20 Şubat 2011 Pazar

can koyusu

burculu haftasonu bir fırtına gibi, esti geçti. o derece ki cemreyle birlikte gelen yağışlar, onun eteğinden döküldü. arkadaşlar iyidir. bi ara ben bi hostelin godmother'ı olmuştum, dün ziyarete gittik, kendisine şerefe dedik. sana bi çatıdan baktım aziz istanbul. sonra civarında tur tur. sonra kahvaltı ne güzel şey, ne mutlu şey. yumurta en lezzetli şey. arkadaşlı kahvaltı - çünkü arkadaşlar iyidir. arkadaşlı vapur, aynen ondan.

*

sonra ben, kendime söz verdiğim filme gittim. 1,5 saat boyunca da doya doya ağladım. neden ağladım bilmiyorum, bi yanım umuttan, bi yanım hırstan - ama üzüntüden değil. ağla firuze ağla. tek başına izlemenin güzellikleri. sonrasında söyleşi vardı. sahiden bir avuçlar, gerçekler ve sahiden çok güzel, çok cesur insanlar onlar. hepsinde aynı sihir var: dayanamıyorlar, oturup kalamıyorlar.

ben tam senoz'u, ikizdere'yi, çağlayan'ı sindirmeye çalışırken, "devam edecek"i kabullenirken - allianoi. boğmuşlar. yürüdüğüm o köprüyü, duvarındaki resimlere baktığım o kulübeyi, sütunları, mermeri, seni beni boğmuşlar. istediler, olmuş. 3 yıldır ettiğim dualar, tuttuğum dilekler sönmüş. başka neyi bu kadar istediler, ne için bu kadar çabaladılar bilmiyorum. canım acıdı, içim sızladı. bi kez daha, son bi kez daha görebilirdim.

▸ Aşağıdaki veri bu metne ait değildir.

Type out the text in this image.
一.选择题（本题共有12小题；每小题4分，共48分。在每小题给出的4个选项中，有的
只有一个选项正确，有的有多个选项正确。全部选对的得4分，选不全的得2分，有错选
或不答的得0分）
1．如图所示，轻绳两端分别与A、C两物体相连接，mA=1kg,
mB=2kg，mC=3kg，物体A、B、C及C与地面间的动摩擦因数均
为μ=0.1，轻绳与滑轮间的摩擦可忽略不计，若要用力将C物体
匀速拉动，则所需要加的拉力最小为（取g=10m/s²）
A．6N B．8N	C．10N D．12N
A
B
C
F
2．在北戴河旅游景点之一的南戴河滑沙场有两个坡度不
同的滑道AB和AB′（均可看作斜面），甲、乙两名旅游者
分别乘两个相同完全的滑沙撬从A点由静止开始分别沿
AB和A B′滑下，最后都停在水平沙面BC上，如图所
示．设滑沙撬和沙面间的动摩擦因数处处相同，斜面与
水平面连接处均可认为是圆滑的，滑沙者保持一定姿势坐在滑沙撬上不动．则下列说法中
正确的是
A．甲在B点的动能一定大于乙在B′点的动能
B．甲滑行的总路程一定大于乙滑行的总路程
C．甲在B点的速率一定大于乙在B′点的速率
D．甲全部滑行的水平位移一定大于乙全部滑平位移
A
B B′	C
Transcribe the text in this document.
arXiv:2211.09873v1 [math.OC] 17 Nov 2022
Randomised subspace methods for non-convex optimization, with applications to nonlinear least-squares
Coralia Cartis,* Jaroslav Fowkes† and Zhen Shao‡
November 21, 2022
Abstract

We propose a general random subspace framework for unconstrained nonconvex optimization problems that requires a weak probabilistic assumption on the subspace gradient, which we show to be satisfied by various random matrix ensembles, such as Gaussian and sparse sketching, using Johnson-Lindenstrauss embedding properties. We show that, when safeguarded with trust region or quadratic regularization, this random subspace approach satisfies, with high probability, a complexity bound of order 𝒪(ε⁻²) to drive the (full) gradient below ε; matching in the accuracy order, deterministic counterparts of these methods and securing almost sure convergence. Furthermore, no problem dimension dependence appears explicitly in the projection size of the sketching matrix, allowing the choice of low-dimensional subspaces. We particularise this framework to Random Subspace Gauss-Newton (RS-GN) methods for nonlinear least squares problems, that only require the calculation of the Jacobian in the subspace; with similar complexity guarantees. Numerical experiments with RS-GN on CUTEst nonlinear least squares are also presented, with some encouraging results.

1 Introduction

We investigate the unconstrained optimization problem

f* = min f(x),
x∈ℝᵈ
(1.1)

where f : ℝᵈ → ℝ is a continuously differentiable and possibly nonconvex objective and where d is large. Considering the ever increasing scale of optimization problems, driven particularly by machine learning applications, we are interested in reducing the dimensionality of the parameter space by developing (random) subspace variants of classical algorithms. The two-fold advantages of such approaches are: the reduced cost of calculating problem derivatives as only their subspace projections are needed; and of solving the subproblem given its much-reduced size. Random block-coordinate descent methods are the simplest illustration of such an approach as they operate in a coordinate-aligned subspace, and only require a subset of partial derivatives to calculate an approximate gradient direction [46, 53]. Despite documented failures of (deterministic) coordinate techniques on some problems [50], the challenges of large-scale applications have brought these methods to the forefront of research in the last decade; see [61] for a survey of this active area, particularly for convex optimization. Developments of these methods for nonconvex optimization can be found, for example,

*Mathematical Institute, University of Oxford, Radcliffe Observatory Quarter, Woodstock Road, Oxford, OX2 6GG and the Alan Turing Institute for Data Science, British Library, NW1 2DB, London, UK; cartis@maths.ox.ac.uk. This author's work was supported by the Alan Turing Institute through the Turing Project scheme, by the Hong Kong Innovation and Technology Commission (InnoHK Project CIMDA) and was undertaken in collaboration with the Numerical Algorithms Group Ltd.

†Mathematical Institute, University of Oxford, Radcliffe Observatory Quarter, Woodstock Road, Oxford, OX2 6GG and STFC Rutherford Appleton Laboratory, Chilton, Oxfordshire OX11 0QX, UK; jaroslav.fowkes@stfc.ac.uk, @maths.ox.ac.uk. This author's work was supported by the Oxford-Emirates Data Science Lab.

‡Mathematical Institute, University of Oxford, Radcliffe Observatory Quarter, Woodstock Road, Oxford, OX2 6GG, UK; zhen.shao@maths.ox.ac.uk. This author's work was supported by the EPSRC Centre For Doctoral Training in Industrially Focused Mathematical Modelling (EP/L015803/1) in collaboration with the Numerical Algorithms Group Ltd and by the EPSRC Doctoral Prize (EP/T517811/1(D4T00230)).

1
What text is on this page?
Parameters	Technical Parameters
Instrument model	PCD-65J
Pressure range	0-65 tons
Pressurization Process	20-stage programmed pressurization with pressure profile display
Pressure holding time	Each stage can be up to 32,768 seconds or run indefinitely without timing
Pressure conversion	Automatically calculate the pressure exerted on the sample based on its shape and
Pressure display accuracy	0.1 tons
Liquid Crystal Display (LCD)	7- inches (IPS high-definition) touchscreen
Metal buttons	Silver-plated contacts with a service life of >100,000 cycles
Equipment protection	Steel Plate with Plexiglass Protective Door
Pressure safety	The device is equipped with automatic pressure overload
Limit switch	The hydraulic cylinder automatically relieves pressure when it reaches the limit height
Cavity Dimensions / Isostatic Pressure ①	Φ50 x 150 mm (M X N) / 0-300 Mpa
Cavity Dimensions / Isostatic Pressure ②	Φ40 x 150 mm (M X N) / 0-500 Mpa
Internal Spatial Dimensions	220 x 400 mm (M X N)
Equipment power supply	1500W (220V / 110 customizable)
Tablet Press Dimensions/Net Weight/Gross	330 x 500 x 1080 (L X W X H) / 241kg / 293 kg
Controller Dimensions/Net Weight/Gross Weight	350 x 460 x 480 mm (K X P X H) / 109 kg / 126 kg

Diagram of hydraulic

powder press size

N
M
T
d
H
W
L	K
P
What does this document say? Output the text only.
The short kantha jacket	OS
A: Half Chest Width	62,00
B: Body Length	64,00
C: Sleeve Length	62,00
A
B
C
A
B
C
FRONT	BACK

çok şey yazmak istiyorum veya siz onun yerine bi bilet alıp filmi izleyebilirsiniz. vadileri, bulut vadilerini görseniz bile yeter. birileri anayasal haklarınızı satıp yerine mandal alıyor. mahkeme anayasanın 56. maddesine göre karar alıyor, yürütme durmuyor. birileri, anlamıyor. çevre ve orman bakanlığının bakakalırları, örneğin vadiler için:
"10 km'lik bi dere üstünde 20 baraj çok diyolar; ama bu 20 tane göl demek. 20 gölün etrafına çay bahçesi yapsan, turizm gelişir, rekreasyon alanı olur. şimdi itiraz ediyolar ama tabii vizyonsuzluktan. ben onları bi yere göndersem, tüm bu işleri bitirdiğimde geri çağırsam, 'ne güzel yapmışsınız' diyecekler. değişimi sindirmek zor tabii ama 20 tane gölü olan, turizme açık bir vadiyi reddetmek, kalkınmaya hayır demek olur"
diyebiliyor. demişler, bu yazdığım şey fıkra değil. kamera kaydı var.

*
birileri, özünüzün 49 yıllığına kiralık olduğunu bildiriyor size. bedeninizi satın almışlar, benliğinizin kullanım hakkını da bi şirkete vermişler. olan biten budur.birileri, anayasal haklarınıza burnunu siliyor. kazandığınız davaların sonuçları o adamlara uğramıyor. her gün böğrünüze bi kepçe iniyor, bi kamyon dolusu taş boşaltıyolar üstünüze, haklarınız, hukuk, adalet, taşların altında kalıyor.
çığlık atmaya üşenirseniz, bu davaya en çok 80 küsur yaşındaki teyzelerin destek verdiğini hatırlayıp utanın, çok utanın. bu mesele, keyif beklemeyen cinsten.
*
diplomama gözüm dalıyor. bakıp kalıyorum. canım sıkılıyor ve hatta sahiden: koyulaşıyor.

2 yorum:

Damlo dedi ki...

biliyodum gideceğini, söyledim ilk aklıma gelenlerdensin. benimkisi martta.

derya dedi ki...

ben bu insanları gördükçe umut doluyorum biraz da olsa.